Due to the significant tension between South and North Korea, in addition to political tensions with the NKDP and other nations globally, the event is highly sensitive and likely to face more cyberattacks.
Cybersecurity provider, McAfee, has discovered a malicious campaign targeting organisations associated with the 2018 Winter Olympic Games in Pyeongchang, South Korea.
Delivered as a Microsoft Word document in an email, the fileless malware attack was aimed at firstname.lastname@example.org, while a number of other organisations, predominantly associated with the upcoming Olympics, were included in the BBC of the email.
This is not the first sign of the malicious campaign, with other related actions having been noted on the 22nd of December 2017 and on the 28th. In these previous instances the attackers had loaded the malicious document with a hypertext application (HTA) file before using an image to hide it.
In this most recent case, the attackers acted under the guise of counter terrorism operatives, coinciding with actual anti-terror drills relating to the event.
Analysis from a McAfee report on the document said: “The malicious document was submitted from South Korea to Virus Total on December 29 at 09:04, a day after the original email was sent to the target list. The email was sent from the IP address 18.104.22.168, in Singapore, on December 28 at 23:34. The attacker spoofed the message to appear to be from email@example.com, which is the National Counter-Terrorism Center (NCTC) in South Korea.”
Peter Carlisle, VP EMEA, Thales eSecurity, said: “Global gatherings such as the Olympics that see world leaders, businesses and governmental organisations converge on one location are a naturally attractive target for digital criminal activity. Notably, it is becoming increasingly likely that multiple attempts will be made to obtain sensitive information like passwords.”

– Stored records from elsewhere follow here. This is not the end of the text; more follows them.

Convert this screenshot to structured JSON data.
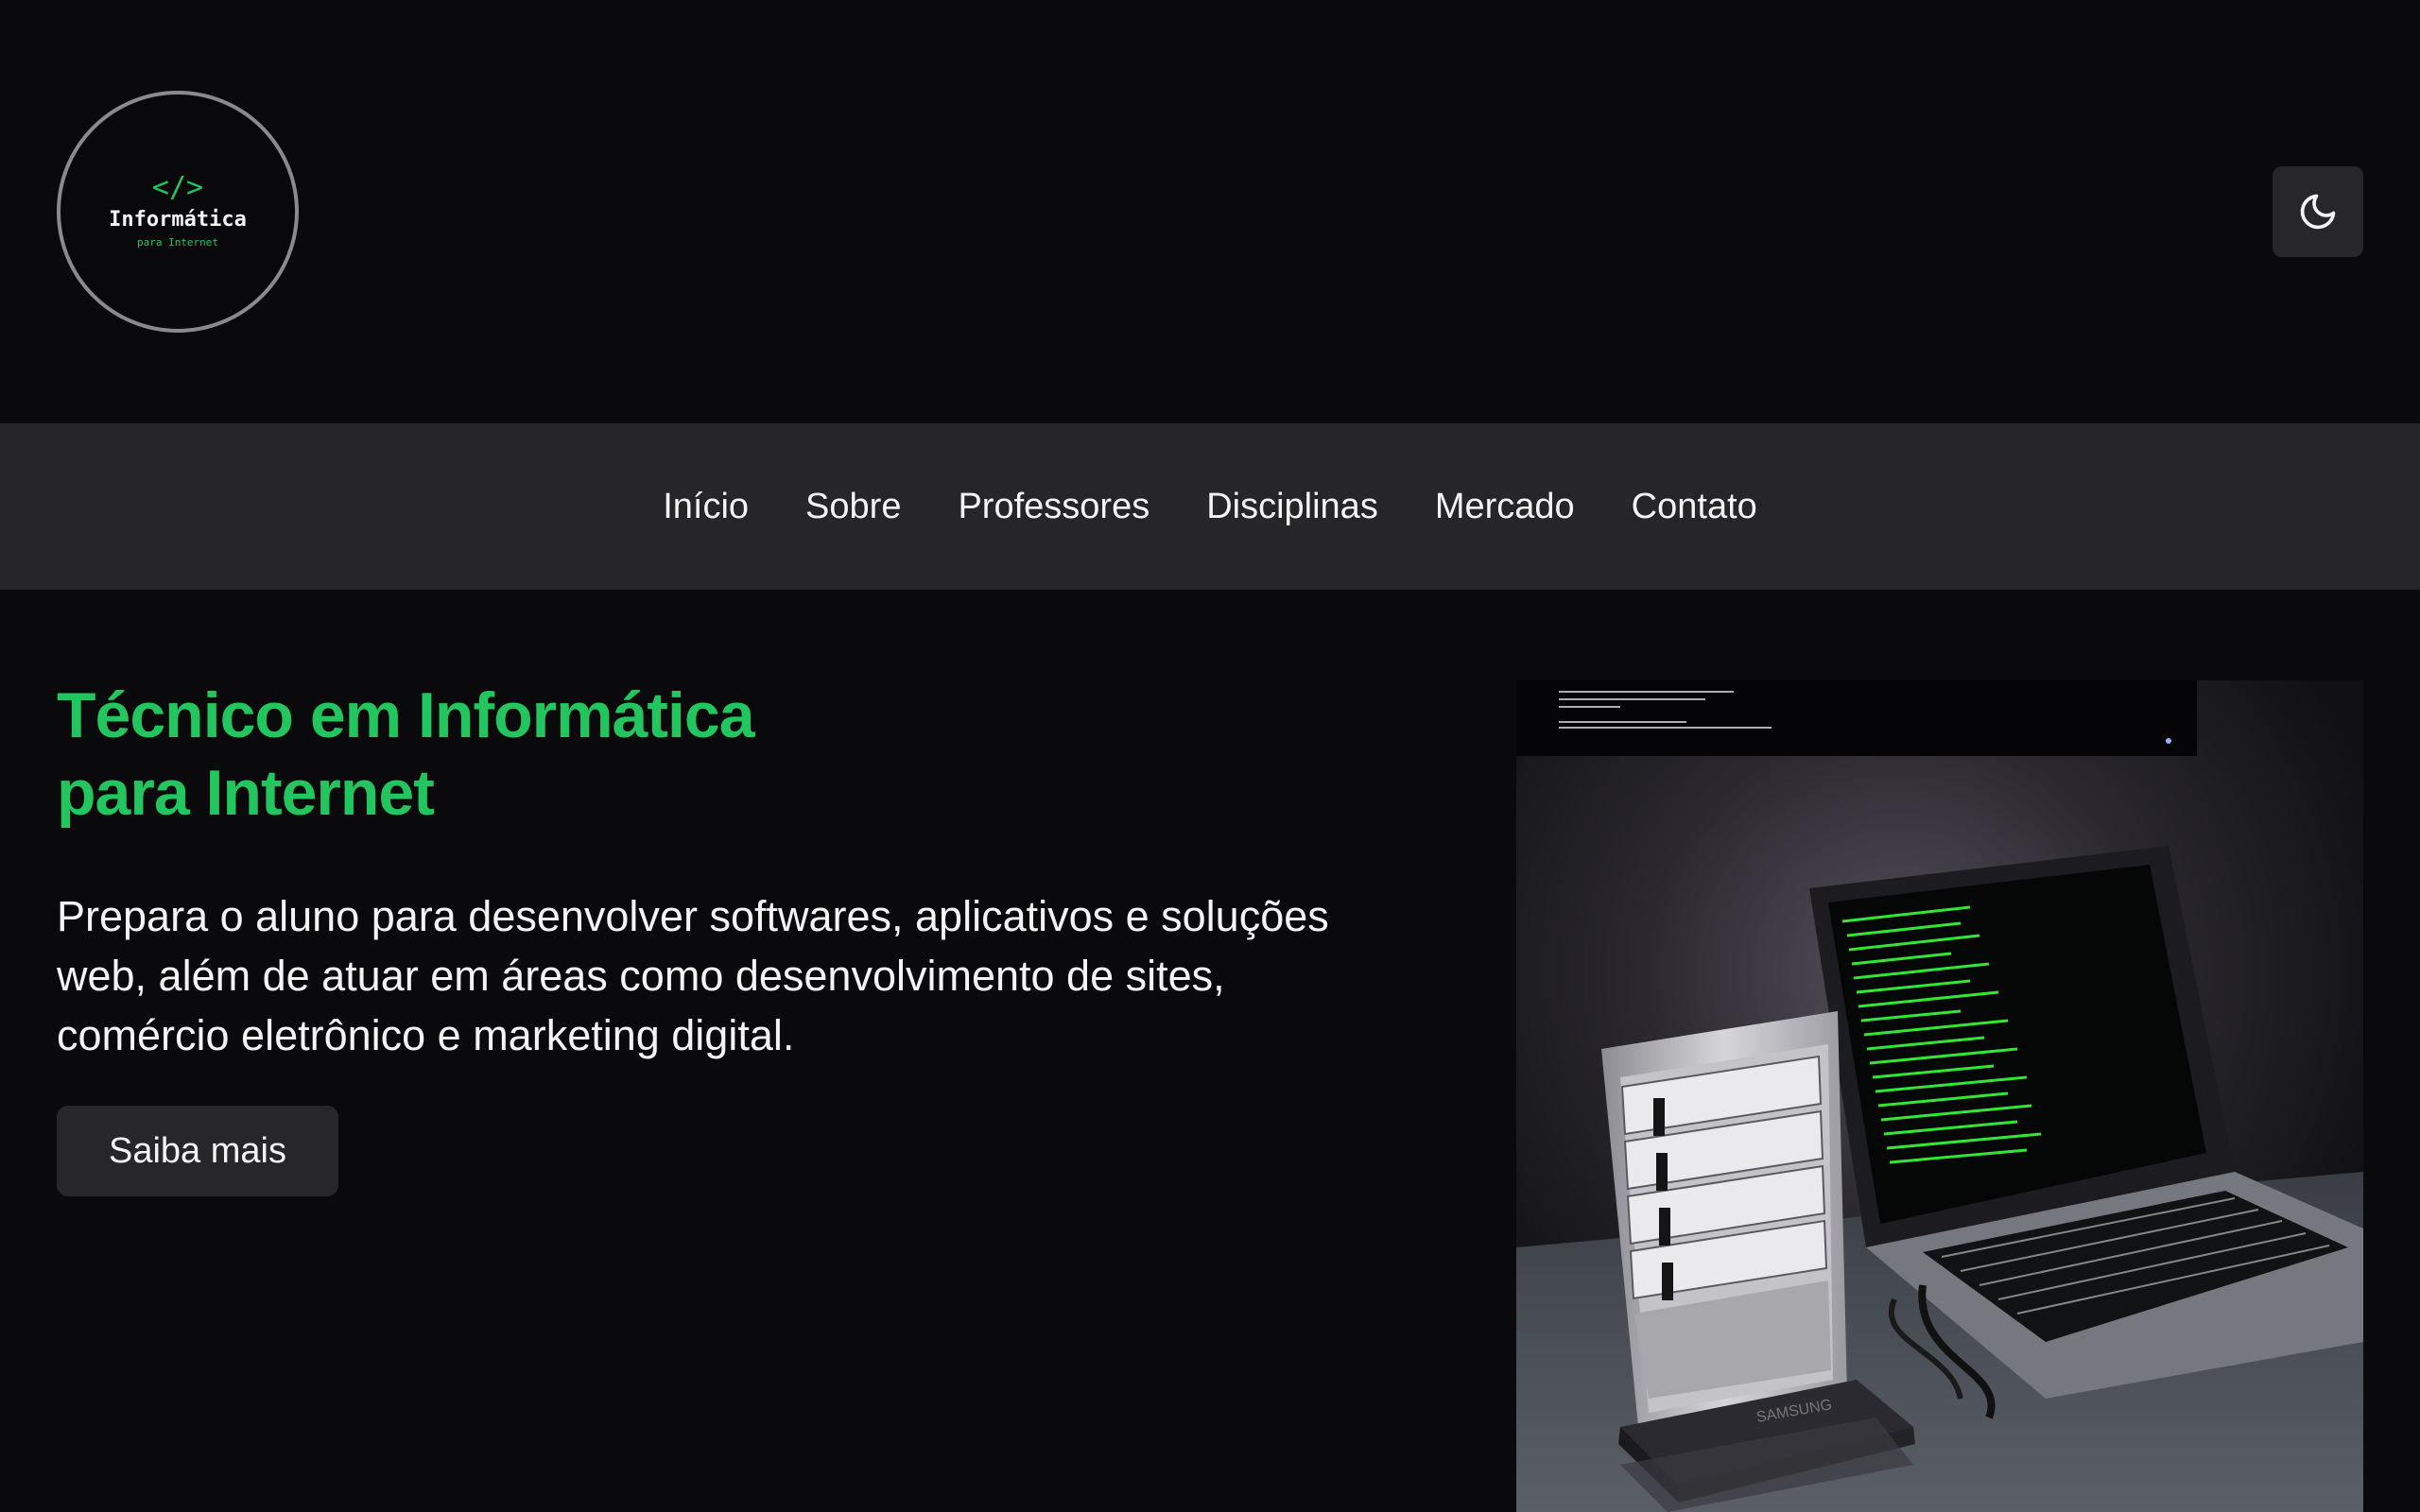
{
  "logo": {
    "code_symbol": "</>",
    "title": "Informática",
    "subtitle": "para Internet"
  },
  "header": {
    "theme_toggle_icon": "moon-icon"
  },
  "nav": {
    "items": [
      {
        "label": "Início"
      },
      {
        "label": "Sobre"
      },
      {
        "label": "Professores"
      },
      {
        "label": "Disciplinas"
      },
      {
        "label": "Mercado"
      },
      {
        "label": "Contato"
      }
    ]
  },
  "hero": {
    "title_line1": "Técnico em Informática",
    "title_line2": "para Internet",
    "description": "Prepara o aluno para desenvolver softwares, aplicativos e soluções web, além de atuar em áreas como desenvolvimento de sites, comércio eletrônico e marketing digital.",
    "button_label": "Saiba mais"
  },
  "colors": {
    "background": "#0a0a0c",
    "accent": "#22c55e",
    "nav_background": "#262628",
    "button_background": "#27272a",
    "text": "#f4f4f5"
  }
}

South Korea has previously been the target of cyberattacks thought to have originated in North Korea, and the event being viewed globally as a test of the relationship between the countries.
“Based on our analysis of the email header, this message did not come from NCTC, rather from the attacker’s IP address in Singapore. The message was sent from a Postfix email server and originated from the hostname ospf1-apac-sg.stickyadstv.com. When the user opens the document, text in Korean tells the victim to enable content to allow the document to be opened in their version of Word,” McAfee said in the report.